In Sicily they like to refer to their beautiful island as a ‘continent’, and there is some truth to that indeed, at least if the word continent conveys a concept of diversity of cultural influences. Greeks, Romans, Arabs, Jews, Normans, Spaniards have left their mark on the island, and Leonardo da Vinci’s dream to connect the island to the Italian peninsula with a bridge has remained a dream.
Sicily is characterized by large properties owned by the nobility, who have never cared much about developing vineyards, and this is reflected by the fact that only a tiny part of Sicily’s large wine production is bottled in Sicily. From this perspective you could almost count Sicily among one of the underdeveloped wine countries.
Firstly, in the technical area, a number of oenologists from overseas have cleared up the traditional Sicilian bad vinification practices, and secondly, as far as the grape is concerned many Italian oenologists have followed good advice about the type of grape varieties to use.

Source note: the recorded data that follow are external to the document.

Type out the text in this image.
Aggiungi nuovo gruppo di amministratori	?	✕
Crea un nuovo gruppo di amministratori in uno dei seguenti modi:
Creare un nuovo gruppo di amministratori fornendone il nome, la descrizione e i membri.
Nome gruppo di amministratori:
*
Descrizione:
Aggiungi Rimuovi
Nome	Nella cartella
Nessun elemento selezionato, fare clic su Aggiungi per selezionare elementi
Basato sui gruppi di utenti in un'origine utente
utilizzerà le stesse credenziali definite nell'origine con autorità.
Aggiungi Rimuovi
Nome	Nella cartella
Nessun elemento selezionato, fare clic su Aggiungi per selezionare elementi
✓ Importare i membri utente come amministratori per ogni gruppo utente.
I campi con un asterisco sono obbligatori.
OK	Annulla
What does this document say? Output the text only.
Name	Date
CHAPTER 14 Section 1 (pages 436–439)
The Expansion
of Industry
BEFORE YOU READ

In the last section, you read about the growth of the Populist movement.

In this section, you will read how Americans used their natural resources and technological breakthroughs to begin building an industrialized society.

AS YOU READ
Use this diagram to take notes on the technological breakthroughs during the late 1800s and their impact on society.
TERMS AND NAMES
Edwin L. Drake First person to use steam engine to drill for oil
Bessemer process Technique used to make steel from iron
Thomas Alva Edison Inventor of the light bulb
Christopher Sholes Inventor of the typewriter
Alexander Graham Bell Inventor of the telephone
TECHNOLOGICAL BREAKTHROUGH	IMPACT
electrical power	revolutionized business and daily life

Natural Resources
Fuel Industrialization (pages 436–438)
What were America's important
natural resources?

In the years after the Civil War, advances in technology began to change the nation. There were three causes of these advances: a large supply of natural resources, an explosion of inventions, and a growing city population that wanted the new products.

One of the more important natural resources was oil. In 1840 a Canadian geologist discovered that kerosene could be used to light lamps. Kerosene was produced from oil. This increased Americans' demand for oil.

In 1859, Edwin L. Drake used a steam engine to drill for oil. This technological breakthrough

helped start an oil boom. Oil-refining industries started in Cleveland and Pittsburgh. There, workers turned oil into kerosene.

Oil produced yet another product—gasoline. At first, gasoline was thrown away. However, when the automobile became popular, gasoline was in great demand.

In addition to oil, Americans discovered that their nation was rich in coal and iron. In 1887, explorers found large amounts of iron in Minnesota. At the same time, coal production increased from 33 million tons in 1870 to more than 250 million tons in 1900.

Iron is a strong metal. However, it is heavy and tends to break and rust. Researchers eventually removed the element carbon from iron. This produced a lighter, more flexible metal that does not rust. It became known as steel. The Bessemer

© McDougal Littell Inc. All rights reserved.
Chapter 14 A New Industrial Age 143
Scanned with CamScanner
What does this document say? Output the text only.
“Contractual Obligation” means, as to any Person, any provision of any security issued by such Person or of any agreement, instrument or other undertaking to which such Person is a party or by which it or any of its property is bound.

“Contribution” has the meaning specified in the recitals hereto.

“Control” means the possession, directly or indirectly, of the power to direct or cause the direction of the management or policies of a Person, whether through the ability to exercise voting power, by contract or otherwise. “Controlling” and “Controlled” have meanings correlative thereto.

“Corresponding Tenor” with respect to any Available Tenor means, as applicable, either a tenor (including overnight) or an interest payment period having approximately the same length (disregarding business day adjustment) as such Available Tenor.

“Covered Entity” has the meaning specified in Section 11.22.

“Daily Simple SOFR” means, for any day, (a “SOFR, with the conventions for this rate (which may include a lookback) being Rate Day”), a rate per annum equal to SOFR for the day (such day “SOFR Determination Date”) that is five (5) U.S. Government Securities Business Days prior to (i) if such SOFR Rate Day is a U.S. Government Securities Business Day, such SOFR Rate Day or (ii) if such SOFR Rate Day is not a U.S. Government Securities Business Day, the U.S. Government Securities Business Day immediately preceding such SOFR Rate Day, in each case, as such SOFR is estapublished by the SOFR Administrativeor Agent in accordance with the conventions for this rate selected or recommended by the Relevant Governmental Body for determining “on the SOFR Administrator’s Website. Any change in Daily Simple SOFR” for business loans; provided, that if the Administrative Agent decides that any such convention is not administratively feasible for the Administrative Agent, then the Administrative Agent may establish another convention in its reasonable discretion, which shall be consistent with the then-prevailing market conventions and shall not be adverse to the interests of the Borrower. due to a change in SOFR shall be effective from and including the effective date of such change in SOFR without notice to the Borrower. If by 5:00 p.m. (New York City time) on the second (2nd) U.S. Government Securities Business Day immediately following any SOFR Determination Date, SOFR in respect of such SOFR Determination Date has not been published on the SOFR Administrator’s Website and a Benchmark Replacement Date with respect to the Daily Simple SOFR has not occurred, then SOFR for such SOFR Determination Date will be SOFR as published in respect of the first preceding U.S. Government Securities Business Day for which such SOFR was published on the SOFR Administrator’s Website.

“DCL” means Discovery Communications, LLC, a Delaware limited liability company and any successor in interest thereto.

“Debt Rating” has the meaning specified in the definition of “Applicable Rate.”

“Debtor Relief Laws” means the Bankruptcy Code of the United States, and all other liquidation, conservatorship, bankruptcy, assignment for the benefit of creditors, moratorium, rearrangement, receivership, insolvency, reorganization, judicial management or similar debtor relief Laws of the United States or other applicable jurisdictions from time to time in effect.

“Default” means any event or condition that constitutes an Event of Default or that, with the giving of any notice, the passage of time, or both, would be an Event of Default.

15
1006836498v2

All of these tips have been listened to and learned from, but most producers in Sicily are still struggling to find a style for the most common local red grape, Nero d’Avola.
The producers on the slopes of Mount Etna have had more success, with their local grape variety Nerello Mascalese, supplemented by the Nerello Capuccio, which shows a great peculiarity because it smells and tastes almost as if it came straight from the bowels of the earth, with a very distinctive flavor profile which is best be characterized as a mixture of iodine and blood.
However, Sicily’s strongest card in recent years are the white wines, where grape varieties like Inzolia / Ansonica, Catarratto and Grillo, pure or in various blends, produce wonderful wines that fit well with the island’s main food – fish, squid and shellfish.
Among the sweet wines, Sicily is probably numero uno in Italy, and it is a pleasure to drink the local fortified wine, Marsala, which can be found in several versions with different degrees of sweetness.
Yet sadly, it seems that time has run out for classic Sicilian wines, but you can always take heart that the grapes are used to keep the dry Sicilian white wines on the map.